Microsoft has released updates resolving 88 new CVEs, four of which are rated Critical. The updates affect the Windows OS, Office, SQL Server, Exchange Server, .Net and Visual Studio. Two of the CVEs are confirmed to be exploited, two CVEs are publicly disclosed, and there is an advisory for Sharepoint Server.  

Zero-day vulnerabilities 

Microsoft has resolved an Elevation of Privilege vulnerability in Windows Task Scheduler (CVE-2024-49039). The vulnerability is rated Important and has a CVSS v3.1 score of 8.8. The vulnerability is confirmed to be exploited. The vulnerability requires an attacker to run a specially crafted application on the target system to exploit the vulnerability and elevate their privileges to a Medium integrity level. The vulnerability affects Windows 10 and later OS editions including Windows 11 24H2 and Server 2025. From a risk-based prioritization perspective, the vulnerability should be treated as Critical.  

Microsoft has resolved a Spoofing vulnerability in NTLM (CVE-2024-43451). The vulnerability is rated Important and has a CVSS v3.1 score of 6.5. The vulnerability has been confirmed to be exploited and has been publicly disclosed. If exploited, this vulnerability discloses a user’s NTLMv2 to the attacker who could use it to authenticate as the user. The attack would require minimal interaction with a malicious file, such as selecting (single-click), inspecting (right-click) or performing actions on the file. The vulnerability affects Server 2008 and later Windows OS editions, including Windows 11 24H2 and Server 2025. From a risk-based prioritization perspective, the vulnerability should be treated as Critical.  

Public disclosures, third-party vulnerabilities and security advisories 

Active Directory Certificate Services 

Microsoft has resolved an Elevation of Privilege vulnerability in Active Directory Certificate Services (CVE-2024-49019). The vulnerability is rated Important and has a CVSS v3.1 score of 7.8. The vulnerability has been publicly disclosed. If exploited, the attacker could gain domain administrator privileges. The vulnerability does provide additional mitigations including removing overly broad enroll or auto-enroll permissions, removing unused templates from certificate authorities and securing templates that allow you to specify the subject in the request. The vulnerability affects Windows Server 2008 and later Server OS editions. From a risk-based perspective, a public disclosure puts this vulnerability at a higher risk of being exploited and may warrant treating the vulnerability as a higher severity.  
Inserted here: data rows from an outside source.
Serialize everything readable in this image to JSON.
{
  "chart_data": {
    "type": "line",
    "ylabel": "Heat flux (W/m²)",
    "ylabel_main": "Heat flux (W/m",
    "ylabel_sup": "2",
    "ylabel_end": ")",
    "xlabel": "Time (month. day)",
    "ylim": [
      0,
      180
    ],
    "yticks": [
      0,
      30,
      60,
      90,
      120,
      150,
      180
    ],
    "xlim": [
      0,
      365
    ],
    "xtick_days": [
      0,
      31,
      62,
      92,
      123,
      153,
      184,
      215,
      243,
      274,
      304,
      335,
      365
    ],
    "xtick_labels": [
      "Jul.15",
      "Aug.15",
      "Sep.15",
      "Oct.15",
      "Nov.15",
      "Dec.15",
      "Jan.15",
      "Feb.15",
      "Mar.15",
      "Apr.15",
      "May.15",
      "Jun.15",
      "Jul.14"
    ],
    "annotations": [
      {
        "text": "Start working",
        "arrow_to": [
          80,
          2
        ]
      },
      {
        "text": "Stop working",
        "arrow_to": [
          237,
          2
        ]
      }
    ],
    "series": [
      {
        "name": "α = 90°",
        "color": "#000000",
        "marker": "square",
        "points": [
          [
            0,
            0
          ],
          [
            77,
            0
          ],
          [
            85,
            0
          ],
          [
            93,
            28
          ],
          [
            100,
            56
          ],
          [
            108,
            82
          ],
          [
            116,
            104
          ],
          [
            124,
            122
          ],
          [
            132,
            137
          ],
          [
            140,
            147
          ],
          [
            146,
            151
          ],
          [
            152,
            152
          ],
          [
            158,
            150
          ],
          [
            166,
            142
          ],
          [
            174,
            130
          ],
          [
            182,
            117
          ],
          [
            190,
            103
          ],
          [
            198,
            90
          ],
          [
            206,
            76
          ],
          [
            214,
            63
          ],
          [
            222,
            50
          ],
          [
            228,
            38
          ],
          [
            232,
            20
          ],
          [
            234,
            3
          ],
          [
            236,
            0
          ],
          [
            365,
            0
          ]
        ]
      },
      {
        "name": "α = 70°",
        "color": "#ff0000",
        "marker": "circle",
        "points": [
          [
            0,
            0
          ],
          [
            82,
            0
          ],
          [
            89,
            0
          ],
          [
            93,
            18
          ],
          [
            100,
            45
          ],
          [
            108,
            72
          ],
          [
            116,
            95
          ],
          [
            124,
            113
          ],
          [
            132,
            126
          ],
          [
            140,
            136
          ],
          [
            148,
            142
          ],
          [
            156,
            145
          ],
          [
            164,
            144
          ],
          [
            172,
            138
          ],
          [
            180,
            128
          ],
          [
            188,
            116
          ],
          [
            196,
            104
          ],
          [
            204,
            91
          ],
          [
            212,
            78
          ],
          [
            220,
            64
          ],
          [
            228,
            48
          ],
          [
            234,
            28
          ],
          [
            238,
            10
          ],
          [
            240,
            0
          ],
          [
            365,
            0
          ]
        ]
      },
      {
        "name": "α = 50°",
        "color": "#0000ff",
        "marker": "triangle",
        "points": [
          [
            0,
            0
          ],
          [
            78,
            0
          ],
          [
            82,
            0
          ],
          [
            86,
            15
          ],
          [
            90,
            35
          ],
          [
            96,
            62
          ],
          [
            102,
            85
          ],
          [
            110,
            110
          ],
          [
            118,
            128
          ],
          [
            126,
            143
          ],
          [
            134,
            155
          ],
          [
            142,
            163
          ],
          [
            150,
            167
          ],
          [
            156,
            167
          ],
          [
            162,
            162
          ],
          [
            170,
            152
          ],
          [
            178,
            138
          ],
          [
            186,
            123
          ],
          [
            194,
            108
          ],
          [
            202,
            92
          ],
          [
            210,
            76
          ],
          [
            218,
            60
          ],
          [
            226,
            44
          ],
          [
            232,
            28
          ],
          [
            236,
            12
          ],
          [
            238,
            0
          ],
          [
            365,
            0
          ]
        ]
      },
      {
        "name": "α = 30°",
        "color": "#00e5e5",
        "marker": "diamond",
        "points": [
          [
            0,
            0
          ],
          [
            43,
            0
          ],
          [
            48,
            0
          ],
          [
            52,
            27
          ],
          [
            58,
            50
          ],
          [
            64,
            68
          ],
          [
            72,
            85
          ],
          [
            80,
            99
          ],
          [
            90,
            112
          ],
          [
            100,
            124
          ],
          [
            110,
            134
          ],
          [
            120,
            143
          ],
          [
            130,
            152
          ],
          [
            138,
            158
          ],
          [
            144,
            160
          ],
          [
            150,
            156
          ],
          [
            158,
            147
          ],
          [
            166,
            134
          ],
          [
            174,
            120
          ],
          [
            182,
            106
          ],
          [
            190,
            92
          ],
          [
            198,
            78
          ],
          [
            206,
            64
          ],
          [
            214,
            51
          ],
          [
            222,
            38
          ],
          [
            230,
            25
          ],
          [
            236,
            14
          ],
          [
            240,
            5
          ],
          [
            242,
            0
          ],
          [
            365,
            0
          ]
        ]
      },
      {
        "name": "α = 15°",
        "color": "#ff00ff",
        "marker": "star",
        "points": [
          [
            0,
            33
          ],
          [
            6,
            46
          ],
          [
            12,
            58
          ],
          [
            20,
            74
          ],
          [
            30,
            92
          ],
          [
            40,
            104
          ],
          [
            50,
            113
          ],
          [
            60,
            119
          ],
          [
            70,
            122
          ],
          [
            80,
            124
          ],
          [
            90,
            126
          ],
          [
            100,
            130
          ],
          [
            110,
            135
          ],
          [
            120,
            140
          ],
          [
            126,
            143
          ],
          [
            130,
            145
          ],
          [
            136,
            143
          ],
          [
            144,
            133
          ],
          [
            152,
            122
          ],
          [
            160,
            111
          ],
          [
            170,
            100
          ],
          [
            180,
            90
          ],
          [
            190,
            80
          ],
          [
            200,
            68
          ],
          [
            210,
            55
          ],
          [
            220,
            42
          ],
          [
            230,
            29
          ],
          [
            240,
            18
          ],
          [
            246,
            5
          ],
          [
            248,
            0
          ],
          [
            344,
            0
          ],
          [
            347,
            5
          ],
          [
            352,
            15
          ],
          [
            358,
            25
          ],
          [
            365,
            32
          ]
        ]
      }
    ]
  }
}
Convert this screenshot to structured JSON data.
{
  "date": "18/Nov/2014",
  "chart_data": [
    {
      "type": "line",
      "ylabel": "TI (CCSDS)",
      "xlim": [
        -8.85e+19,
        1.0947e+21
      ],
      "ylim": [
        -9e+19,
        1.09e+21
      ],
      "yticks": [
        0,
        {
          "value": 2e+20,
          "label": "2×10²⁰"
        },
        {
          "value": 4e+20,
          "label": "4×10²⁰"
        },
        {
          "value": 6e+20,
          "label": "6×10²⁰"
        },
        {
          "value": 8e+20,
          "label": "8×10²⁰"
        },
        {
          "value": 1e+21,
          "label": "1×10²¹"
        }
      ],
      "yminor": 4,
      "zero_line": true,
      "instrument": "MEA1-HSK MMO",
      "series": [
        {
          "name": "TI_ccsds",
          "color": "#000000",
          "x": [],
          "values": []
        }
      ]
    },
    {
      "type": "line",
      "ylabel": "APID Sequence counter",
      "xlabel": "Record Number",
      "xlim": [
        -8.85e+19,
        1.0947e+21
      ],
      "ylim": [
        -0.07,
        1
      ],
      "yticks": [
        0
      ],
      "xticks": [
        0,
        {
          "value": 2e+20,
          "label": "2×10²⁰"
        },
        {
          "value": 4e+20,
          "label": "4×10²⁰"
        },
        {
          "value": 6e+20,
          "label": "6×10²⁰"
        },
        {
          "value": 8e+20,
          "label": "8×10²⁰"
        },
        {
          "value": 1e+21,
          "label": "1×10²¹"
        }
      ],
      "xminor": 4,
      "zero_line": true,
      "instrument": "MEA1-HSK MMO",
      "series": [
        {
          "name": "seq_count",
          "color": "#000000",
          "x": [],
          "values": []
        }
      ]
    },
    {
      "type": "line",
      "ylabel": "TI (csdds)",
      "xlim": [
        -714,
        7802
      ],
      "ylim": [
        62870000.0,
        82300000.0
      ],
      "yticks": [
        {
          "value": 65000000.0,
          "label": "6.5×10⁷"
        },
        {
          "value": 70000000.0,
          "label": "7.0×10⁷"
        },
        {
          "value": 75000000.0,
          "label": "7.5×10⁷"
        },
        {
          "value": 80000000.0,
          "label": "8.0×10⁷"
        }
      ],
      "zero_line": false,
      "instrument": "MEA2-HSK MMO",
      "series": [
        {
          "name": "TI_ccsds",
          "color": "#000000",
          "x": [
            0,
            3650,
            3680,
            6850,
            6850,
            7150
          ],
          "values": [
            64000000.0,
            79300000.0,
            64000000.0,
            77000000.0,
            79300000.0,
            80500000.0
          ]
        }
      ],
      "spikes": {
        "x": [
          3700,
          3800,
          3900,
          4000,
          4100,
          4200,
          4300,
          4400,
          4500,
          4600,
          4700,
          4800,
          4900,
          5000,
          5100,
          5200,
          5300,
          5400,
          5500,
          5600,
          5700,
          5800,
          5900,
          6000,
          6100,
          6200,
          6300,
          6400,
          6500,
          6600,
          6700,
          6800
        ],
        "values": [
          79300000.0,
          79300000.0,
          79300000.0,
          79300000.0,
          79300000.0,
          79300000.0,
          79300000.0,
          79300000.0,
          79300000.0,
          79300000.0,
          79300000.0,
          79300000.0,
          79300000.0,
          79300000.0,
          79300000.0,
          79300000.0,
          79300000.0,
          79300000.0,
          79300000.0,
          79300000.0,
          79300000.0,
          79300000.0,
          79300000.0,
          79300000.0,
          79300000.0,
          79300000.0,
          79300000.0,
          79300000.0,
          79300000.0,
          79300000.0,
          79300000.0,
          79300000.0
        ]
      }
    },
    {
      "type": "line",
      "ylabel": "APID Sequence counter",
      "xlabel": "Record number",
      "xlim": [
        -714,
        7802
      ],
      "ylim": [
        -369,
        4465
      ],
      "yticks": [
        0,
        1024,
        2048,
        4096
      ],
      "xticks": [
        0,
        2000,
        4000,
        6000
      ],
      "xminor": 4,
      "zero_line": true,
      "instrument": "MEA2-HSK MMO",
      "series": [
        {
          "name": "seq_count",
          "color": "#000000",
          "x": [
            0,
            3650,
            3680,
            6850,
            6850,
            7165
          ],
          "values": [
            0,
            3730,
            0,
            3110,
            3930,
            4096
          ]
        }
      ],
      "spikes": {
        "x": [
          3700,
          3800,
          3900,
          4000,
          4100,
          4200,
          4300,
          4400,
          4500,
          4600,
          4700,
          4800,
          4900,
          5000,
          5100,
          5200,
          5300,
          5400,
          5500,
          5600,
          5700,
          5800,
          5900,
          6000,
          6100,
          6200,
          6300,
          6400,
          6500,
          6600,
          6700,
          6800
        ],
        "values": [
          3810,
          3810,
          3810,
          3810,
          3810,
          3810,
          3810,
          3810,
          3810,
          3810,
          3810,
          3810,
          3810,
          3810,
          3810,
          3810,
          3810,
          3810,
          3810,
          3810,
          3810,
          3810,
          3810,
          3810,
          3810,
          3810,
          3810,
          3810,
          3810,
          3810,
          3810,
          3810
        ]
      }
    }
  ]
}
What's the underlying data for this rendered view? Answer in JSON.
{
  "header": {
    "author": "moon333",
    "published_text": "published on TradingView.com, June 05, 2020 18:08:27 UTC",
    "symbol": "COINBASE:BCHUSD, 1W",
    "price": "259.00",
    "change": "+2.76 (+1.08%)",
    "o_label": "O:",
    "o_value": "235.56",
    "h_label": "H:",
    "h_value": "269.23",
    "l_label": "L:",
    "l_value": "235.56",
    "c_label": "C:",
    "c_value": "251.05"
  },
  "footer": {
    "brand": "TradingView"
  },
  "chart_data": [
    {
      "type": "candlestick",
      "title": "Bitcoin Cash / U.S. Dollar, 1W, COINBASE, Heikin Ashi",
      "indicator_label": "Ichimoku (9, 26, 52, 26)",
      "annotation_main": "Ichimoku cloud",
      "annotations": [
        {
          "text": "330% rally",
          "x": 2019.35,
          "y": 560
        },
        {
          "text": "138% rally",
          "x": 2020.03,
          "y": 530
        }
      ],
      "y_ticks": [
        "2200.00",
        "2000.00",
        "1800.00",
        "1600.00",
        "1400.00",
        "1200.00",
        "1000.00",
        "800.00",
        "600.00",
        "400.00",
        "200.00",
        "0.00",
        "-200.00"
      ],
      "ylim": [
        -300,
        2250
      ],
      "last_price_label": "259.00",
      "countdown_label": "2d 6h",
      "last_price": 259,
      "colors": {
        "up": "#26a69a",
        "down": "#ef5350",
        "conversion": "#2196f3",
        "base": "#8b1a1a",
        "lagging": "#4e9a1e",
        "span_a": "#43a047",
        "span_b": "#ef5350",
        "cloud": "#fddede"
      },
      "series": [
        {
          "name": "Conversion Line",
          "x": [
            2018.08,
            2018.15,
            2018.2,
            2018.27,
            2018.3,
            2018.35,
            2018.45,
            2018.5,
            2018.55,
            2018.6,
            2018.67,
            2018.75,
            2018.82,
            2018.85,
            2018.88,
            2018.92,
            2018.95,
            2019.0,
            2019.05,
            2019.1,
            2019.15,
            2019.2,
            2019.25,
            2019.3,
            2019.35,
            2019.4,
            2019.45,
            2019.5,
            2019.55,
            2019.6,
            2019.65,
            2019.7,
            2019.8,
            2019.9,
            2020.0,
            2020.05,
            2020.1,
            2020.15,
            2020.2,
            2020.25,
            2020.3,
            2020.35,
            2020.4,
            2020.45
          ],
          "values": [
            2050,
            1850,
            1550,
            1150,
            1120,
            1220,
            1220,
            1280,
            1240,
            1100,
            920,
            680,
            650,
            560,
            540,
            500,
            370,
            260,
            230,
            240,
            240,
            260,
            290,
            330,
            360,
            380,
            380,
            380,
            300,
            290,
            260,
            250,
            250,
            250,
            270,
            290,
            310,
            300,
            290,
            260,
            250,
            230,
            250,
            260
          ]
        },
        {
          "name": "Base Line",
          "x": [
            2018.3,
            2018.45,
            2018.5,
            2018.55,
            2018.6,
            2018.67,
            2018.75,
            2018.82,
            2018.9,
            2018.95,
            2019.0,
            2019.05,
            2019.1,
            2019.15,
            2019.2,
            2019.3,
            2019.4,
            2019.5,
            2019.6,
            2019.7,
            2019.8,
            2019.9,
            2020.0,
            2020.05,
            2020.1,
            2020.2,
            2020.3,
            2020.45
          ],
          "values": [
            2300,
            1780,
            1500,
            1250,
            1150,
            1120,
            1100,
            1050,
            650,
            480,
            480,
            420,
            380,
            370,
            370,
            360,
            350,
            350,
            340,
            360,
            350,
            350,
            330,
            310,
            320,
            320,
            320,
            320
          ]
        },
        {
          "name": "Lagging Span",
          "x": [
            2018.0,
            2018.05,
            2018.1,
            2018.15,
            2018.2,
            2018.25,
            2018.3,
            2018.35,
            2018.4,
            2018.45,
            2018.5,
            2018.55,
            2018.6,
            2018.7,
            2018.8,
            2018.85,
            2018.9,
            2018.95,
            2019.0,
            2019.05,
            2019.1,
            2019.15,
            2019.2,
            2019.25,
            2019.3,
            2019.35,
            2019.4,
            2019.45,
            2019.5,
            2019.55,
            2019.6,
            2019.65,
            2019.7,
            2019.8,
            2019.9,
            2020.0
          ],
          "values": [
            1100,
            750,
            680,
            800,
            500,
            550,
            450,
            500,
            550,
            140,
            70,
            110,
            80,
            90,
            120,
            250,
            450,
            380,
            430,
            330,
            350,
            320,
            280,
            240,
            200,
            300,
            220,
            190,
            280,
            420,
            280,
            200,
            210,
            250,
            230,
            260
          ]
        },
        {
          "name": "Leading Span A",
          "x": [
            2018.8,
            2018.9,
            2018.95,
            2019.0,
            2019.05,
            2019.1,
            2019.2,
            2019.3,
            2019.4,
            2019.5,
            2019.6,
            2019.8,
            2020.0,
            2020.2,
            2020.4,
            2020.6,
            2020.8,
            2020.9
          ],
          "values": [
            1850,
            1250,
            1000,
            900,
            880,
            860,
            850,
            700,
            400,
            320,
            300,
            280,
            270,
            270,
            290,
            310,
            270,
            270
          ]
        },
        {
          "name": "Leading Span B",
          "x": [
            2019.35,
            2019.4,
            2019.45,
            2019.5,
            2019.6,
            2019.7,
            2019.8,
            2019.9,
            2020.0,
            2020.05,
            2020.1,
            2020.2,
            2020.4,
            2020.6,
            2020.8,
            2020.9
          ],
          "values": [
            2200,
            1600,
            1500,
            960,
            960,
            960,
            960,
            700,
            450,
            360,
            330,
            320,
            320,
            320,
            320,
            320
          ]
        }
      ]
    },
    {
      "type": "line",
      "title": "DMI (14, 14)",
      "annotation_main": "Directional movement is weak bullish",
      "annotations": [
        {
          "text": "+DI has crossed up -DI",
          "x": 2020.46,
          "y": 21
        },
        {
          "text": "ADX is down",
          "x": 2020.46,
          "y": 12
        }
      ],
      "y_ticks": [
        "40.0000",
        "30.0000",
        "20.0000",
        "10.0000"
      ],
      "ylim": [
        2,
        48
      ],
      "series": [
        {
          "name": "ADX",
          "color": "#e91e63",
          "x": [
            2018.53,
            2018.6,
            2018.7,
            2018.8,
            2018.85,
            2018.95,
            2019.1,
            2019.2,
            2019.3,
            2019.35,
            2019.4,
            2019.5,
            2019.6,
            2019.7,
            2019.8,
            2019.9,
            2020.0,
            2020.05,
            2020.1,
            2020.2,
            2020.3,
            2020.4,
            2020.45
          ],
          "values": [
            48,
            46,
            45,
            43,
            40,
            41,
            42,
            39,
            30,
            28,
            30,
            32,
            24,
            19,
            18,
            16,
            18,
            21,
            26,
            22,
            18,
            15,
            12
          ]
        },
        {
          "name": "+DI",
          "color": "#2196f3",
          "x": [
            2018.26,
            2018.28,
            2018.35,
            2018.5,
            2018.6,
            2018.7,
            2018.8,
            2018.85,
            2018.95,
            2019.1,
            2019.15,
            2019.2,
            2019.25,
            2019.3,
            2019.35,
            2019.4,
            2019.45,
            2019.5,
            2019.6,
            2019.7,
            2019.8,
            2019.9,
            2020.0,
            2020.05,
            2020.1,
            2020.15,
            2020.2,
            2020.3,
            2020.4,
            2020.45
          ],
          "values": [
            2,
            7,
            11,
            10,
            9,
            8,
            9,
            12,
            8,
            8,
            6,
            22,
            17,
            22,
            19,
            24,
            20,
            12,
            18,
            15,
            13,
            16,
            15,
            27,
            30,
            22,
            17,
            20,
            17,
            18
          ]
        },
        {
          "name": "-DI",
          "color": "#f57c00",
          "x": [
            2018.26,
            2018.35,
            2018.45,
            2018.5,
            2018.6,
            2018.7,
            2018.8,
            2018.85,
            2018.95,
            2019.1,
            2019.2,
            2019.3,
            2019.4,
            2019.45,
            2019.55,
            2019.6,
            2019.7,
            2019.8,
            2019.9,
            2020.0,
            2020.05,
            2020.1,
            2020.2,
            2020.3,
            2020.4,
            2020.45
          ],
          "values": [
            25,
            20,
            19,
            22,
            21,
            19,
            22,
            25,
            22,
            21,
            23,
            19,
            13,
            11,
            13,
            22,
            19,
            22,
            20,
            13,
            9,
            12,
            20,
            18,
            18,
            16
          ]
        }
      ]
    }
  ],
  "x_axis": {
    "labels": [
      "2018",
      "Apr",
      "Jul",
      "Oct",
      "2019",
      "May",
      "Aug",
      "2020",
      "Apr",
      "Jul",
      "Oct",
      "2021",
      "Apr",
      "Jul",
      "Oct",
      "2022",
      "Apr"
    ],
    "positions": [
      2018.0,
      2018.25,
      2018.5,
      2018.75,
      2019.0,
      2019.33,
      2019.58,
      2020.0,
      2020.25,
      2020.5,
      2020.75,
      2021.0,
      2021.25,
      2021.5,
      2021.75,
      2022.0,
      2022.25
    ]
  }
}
Microsoft Exchange Server 

Microsoft has resolved a Spoofing vulnerability in Microsoft Exchange Server (CVE-2024-49040). The vulnerability is rated Important and has a CVSS v3.1 score of 7.5. The vulnerability has been publicly disclosed and exploit code maturity is Proof-of-Concept level making exploitation much easier for threat actors. The vulnerability exists in the P2 From header verification. Starting with the Exchange Server November 2024 Security Update, Exchange Server can detect and flag email messages that contain potentially malicious patterns in the P2 From header. By default, a message will be prepended to the message warning of suspicious behavior. Additional mail flow rules can be configured to automatically reject messages that exhibit suspicious behavior. Microsoft Exchange Server is often targeted by threat actors who specialize in Exchange exploits. From a risk-based prioritization perspective, the public disclosure and availably of PoC-level exploit code warrants treating this vulnerability as Critical.  

Microsoft Defender 

Microsoft has resolved an OpenSSL library vulnerability in Microsoft Defender (CVE-2024-5535). The vulnerability is rated as Important by Microsoft and has a CVSS v3.1 score of 9.1. The vulnerability affects Microsoft Defender Endpoint for iOS and Android, Azure Linux 3.0 and CVL Mariner. To exploit the vulnerability, an attacker could send a malicious link to a victim via email or convince the user to click a link. The attacker could also send a specially crafted email to the user without the need for them to open, read or click the link.  

SharePoint Server 

Microsoft has released a Defense in Depth update for SharePoint Server (ADV240001). The update does not include a severity or have any associated CVEs; it is just informing about the availability of defense in depth updates for SharePoint Server.  

Third-party updates  

Adobe has released eight updates this month. All updates are rated Priority 3 by Adobe. Guidance from Adobe for Priority 3 updates: This update resolves vulnerabilities in a product that has historically not been a target for attackers. Adobe recommends administrators install the update at their discretion. 

Google Chrome has released an update on November Patch Tuesday which did not include CVEs in their release notes.  

November update priorities:  

  • The Microsoft Windows OS updates should be your top priority this month as they resolve both known and exploited vulnerabilities.  
  • Microsoft Exchange Server should be a priority for organizations running Exchange Server. The public disclosure with proof-of-concept puts this vulnerability at elevated risk of exploitation.